Six-month PFS rates were 46%, 29%, and 31% at the PD-L1 expression level of TC2/3 and IC2/3 and 48%, 34%, and 39% in patients with TC3 or IC3 expression levels in cohorts 1, 2, and 3, respectively.
The safety data for atezolizumab in BIRCH were similar to those observed in other trials. The most commonly reported AEs were fatigue (18%) and nausea (10%). Grade 3/4 treatment-related AEs occurred in 11% of patients overall and 6% of patients discontinued therapy due to a treatment-related AE. All-cause grade 3/4 AEs occurred in 38% of patients.
The phase II POPLAR trial randomized 287 patients with previously treated NSCLC to receive atezolizumab (n = 144) or docetaxel (n = 143). Intravenous atezolizumab was administered at 1200 mg every 3 weeks and docetaxel was used at 75 mg/m2 every 3 weeks.
In the overall study population, the results did not significantly favor atezolizumab; however, as in the BIRCH trial, PD-L1 expression was strongly associated with atezolizumab's efficacy in POPLAR.

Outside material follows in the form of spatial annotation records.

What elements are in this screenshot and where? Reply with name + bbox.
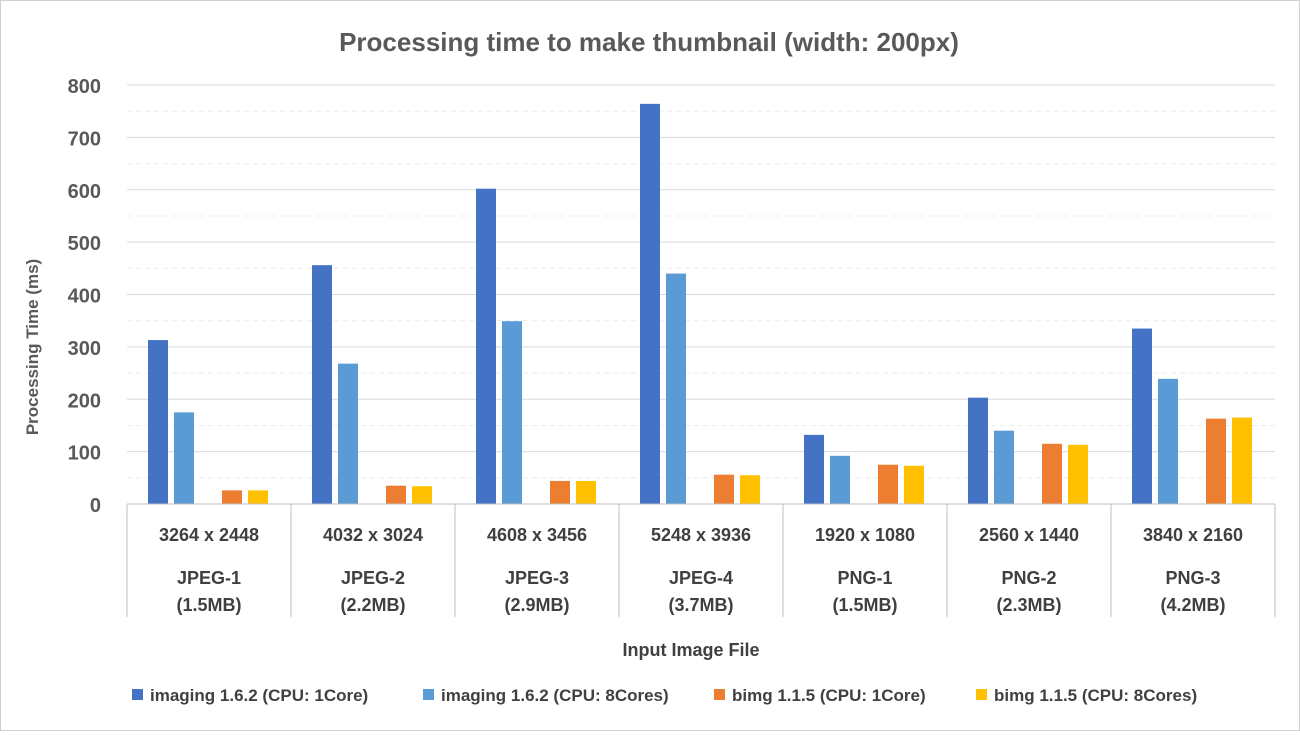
y-tick-label: 500	[68, 233, 101, 255]
bar	[904, 465, 924, 504]
bar	[666, 273, 686, 504]
category-name-label: JPEG-1	[177, 568, 241, 588]
bar	[1132, 328, 1152, 504]
category-size-label: (2.3MB)	[996, 595, 1061, 615]
y-axis-title: Processing Time (ms)	[23, 259, 42, 435]
category-size-label: (1.5MB)	[176, 595, 241, 615]
bar	[1158, 378, 1178, 504]
bar	[968, 397, 988, 504]
bar	[1232, 417, 1252, 504]
legend-swatch	[132, 689, 143, 700]
bar	[248, 490, 268, 504]
bar	[174, 412, 194, 504]
y-axis-ticks: 0 100 200 300 400 500 600 700 800	[68, 76, 101, 517]
y-tick-label: 0	[90, 495, 101, 517]
gridlines	[127, 84, 1275, 479]
category-resolution-label: 5248 x 3936	[651, 525, 751, 545]
category-size-label: (2.2MB)	[340, 595, 405, 615]
bar	[550, 480, 570, 504]
category-name-label: JPEG-4	[669, 568, 733, 588]
category-name-label: JPEG-2	[341, 568, 405, 588]
category-resolution-label: 4032 x 3024	[323, 525, 423, 545]
bar	[804, 434, 824, 504]
bar	[640, 103, 660, 504]
category-name-label: PNG-2	[1001, 568, 1056, 588]
y-tick-label: 300	[68, 338, 101, 360]
category-size-label: (3.7MB)	[668, 595, 733, 615]
legend-label: bimg 1.1.5 (CPU: 8Cores)	[994, 686, 1197, 705]
bars	[127, 103, 1275, 505]
bar	[312, 265, 332, 504]
bar	[476, 188, 496, 504]
bar	[576, 480, 596, 504]
bar	[148, 340, 168, 504]
y-tick-label: 100	[68, 443, 101, 465]
category-size-label: (1.5MB)	[832, 595, 897, 615]
category-name-label: PNG-3	[1165, 568, 1220, 588]
legend-label: bimg 1.1.5 (CPU: 1Core)	[732, 686, 926, 705]
category-resolution-label: 4608 x 3456	[487, 525, 587, 545]
bar	[1068, 444, 1088, 504]
y-tick-label: 700	[68, 128, 101, 150]
category-size-label: (4.2MB)	[1160, 595, 1225, 615]
bar	[1042, 443, 1062, 504]
legend: imaging 1.6.2 (CPU: 1Core) imaging 1.6.2 …	[132, 686, 1197, 705]
bar	[878, 464, 898, 504]
bar	[386, 485, 406, 504]
category-size-label: (2.9MB)	[504, 595, 569, 615]
bar	[994, 430, 1014, 504]
category-resolution-label: 3264 x 2448	[159, 525, 259, 545]
bar	[740, 475, 760, 504]
legend-swatch	[423, 689, 434, 700]
bar	[338, 363, 358, 504]
category-resolution-label: 1920 x 1080	[815, 525, 915, 545]
bar	[1206, 418, 1226, 504]
legend-swatch	[976, 689, 987, 700]
bar	[222, 490, 242, 504]
bar	[830, 455, 850, 504]
legend-label: imaging 1.6.2 (CPU: 8Cores)	[441, 686, 669, 705]
category-resolution-label: 2560 x 1440	[979, 525, 1079, 545]
category-name-label: PNG-1	[837, 568, 892, 588]
x-axis-title: Input Image File	[622, 640, 759, 660]
category-name-label: JPEG-3	[505, 568, 569, 588]
y-tick-label: 600	[68, 181, 101, 203]
legend-swatch	[714, 689, 725, 700]
y-tick-label: 400	[68, 286, 101, 308]
bar	[412, 486, 432, 504]
bar	[714, 474, 734, 504]
category-axis-table: 3264 x 2448 JPEG-1 (1.5MB) 4032 x 3024 JPEG-…	[126, 504, 1276, 617]
y-tick-label: 800	[68, 76, 101, 98]
category-resolution-label: 3840 x 2160	[1143, 525, 1243, 545]
bar	[502, 321, 522, 504]
legend-label: imaging 1.6.2 (CPU: 1Core)	[150, 686, 368, 705]
y-tick-label: 200	[68, 390, 101, 412]
chart-title: Processing time to make thumbnail (width…	[339, 27, 959, 57]
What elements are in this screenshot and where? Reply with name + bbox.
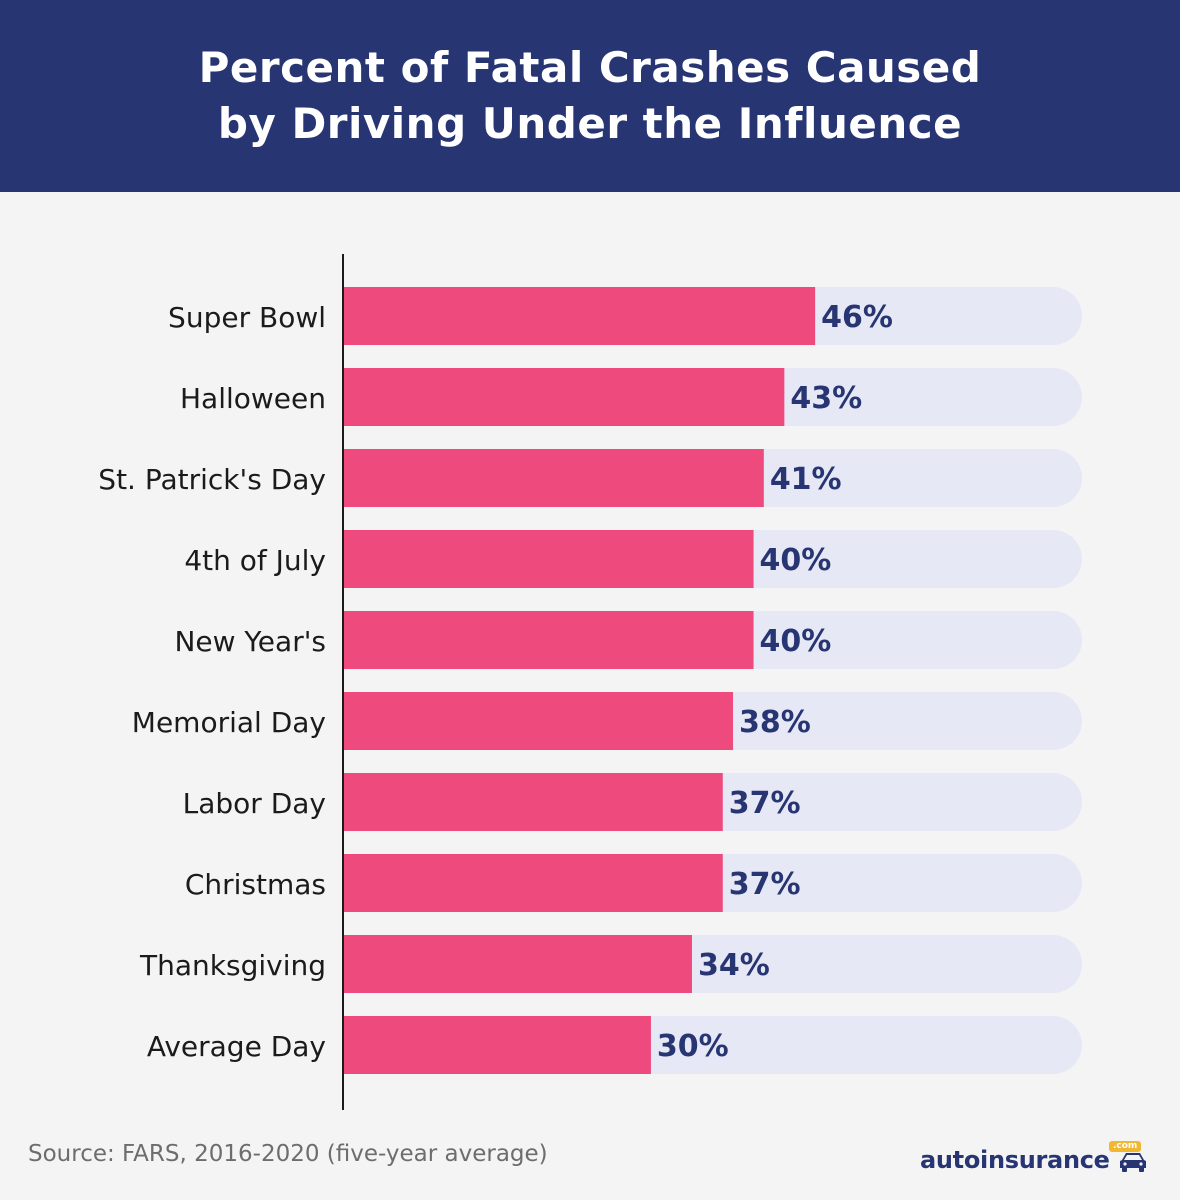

In high PD-L1 expressing tumors (TC/IC 3), the median PFS was 7.8 versus 3.9 months, for atezolizumab and docetaxel, respectively (HR, 0.60; 95% CI, 0.31-1.16). The ORR was 38% and 13%, respectively.
In patients without PD-L1 expression (TC/IC 0), a difference was not observed between the 2 groups. Across all expression levels, the ORR was 15% with both treatments. In this group, the median OS was 12.6 and 9.7 months and the median PFS was 2.7 and 3.0 months, for atezolizumab and docetaxel, respectively.
In the study, fewer grade 3 to 5 AEs were experienced by patients treated with atezolizumab compared with docetaxel (44% vs 56%). There was a higher incidence of respiratory side effects with immunotherapy versus chemotherapy. Atezolizumab was associated with aspartate and alanine aminotransferase increases (4% each), colitis (1%), hepatitis (1%), and pneumonitis (2%).